Nie lepiej wygląda dziś sytuacja w sektorze elektroenergetycznym ściśle powiązanym z branżą węglową. W zasadzie wszyscy eksperci z jakimi spotkałem się tydzień temu w Warszawie podczas Kongresu Nowego Przemysłu przyznawali, ze Polsce grozi blackout (rozległa awaria zasilania). Najbardziej stanowczo wypowiadał się o tym prof. Władysław Mielczarski, według którego szanse na jego wystąpienie to około 80% w ciągu najbliższych trzech lat. Tegoroczne ograniczenia dostaw energii z jakimi mieliśmy do czynienia w lecie to przy potwierdzeniu się takiego scenariusza „kaszka z mleczkiem”. Jak przeciwdziałać zagrożeniu? Potrzeby są tu ogromne – od budowy nowych elektrowni, wdrożenia tzw. „rynku mocy” (chodzi o płacenie wytwórcom energii za utrzymywania bloków w gotowości), po stawianie na energetykę rozproszoną (awarie dużych jednostek to większe ryzyko blackoutu), czy modernizację sieci przesyłowych (istniejące są stare, głównie napowietrzne, nieokablowane, charakteryzujące się dużym ubytkiem energii podczas przesyłu). Skala wyzwań jaka stoi przed nowym rządem jest więc i w tym przypadku ogromna. 

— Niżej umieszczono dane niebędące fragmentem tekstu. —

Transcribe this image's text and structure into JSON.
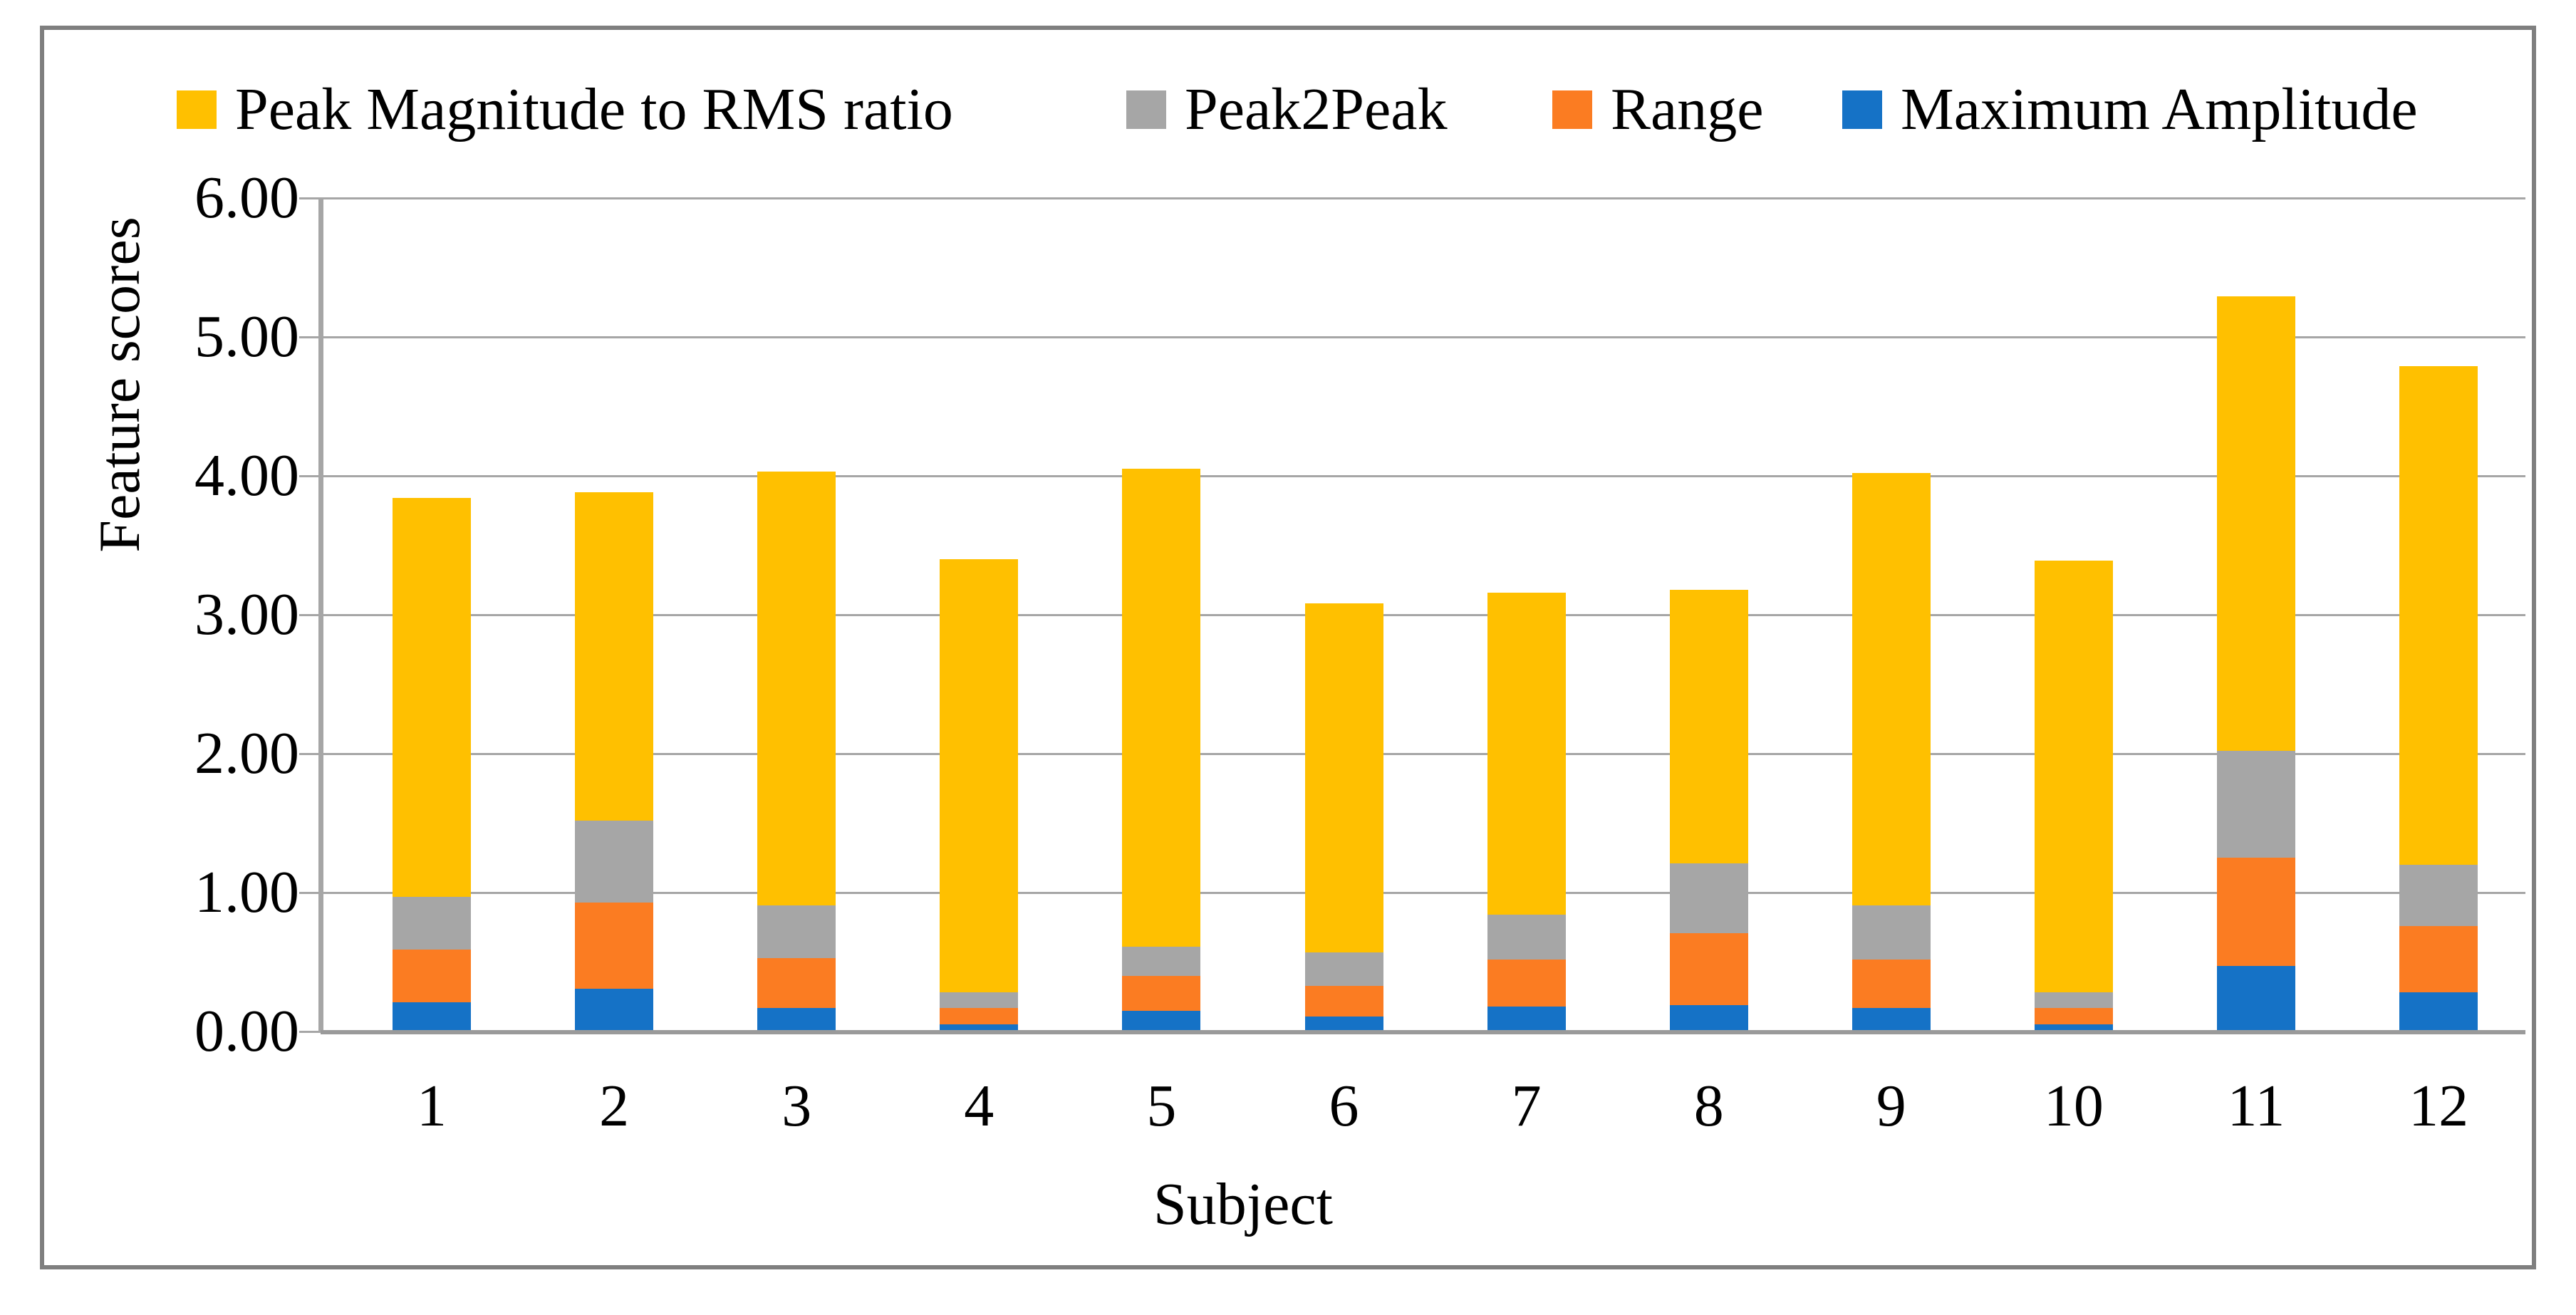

Skoro już o węglu i sektorze elektroenergetycznym mowa to trzeba wspomnieć także o tym, że dość dużym problemem w nadchodzących latach mogą okazać się zobowiązania klimatyczne jakie poczyniła Polska pod przewodnictwem premier Ewy Kopacz. Już zaczynają być widoczne ich pierwsze skutki. Np. budowa nowego bloku Elektrowni Turów (jedna z kluczowych inwestycji w skali kraju) napotyka na pierwsze problemy. Konieczność dostosowania inwestycji do wymogów klimatycznych pociąga za sobą zwiększenia nakładów finansowych. Spowodowała także opóźnienie planowanego oddania obiektu o trzy miesiące – o czym w sierpniu informowały media. Czy będziemy świadkami kolejnych poprawek w harmonogramie tego przedsięwzięcia? Czy problem dotknie także budowę innych bloków na terenie kraju? Jak przełoży się to na ryzyko wystąpienia blackoutu (nowe elektrownie powinny w określonym momencie zastępować stare)? To pytania, z którymi będzie musiał zmierzyć się nowy rząd. A to zaledwie forpoczta dylematów przed jakimi stanie w tematyce redukcji emisji CO2. Kluczowe decyzje będą musiały zapadać również w kontekście kierunku wykorzystania środków jakie UE zobowiązała się przekazać Polsce na transformację sektora energetycznego. Dziś, mimo zapewnień jakie padały podczas kampanii wyborczej, wydaje się, że proces ten będzie skutkować powolną marginalizacją węgla.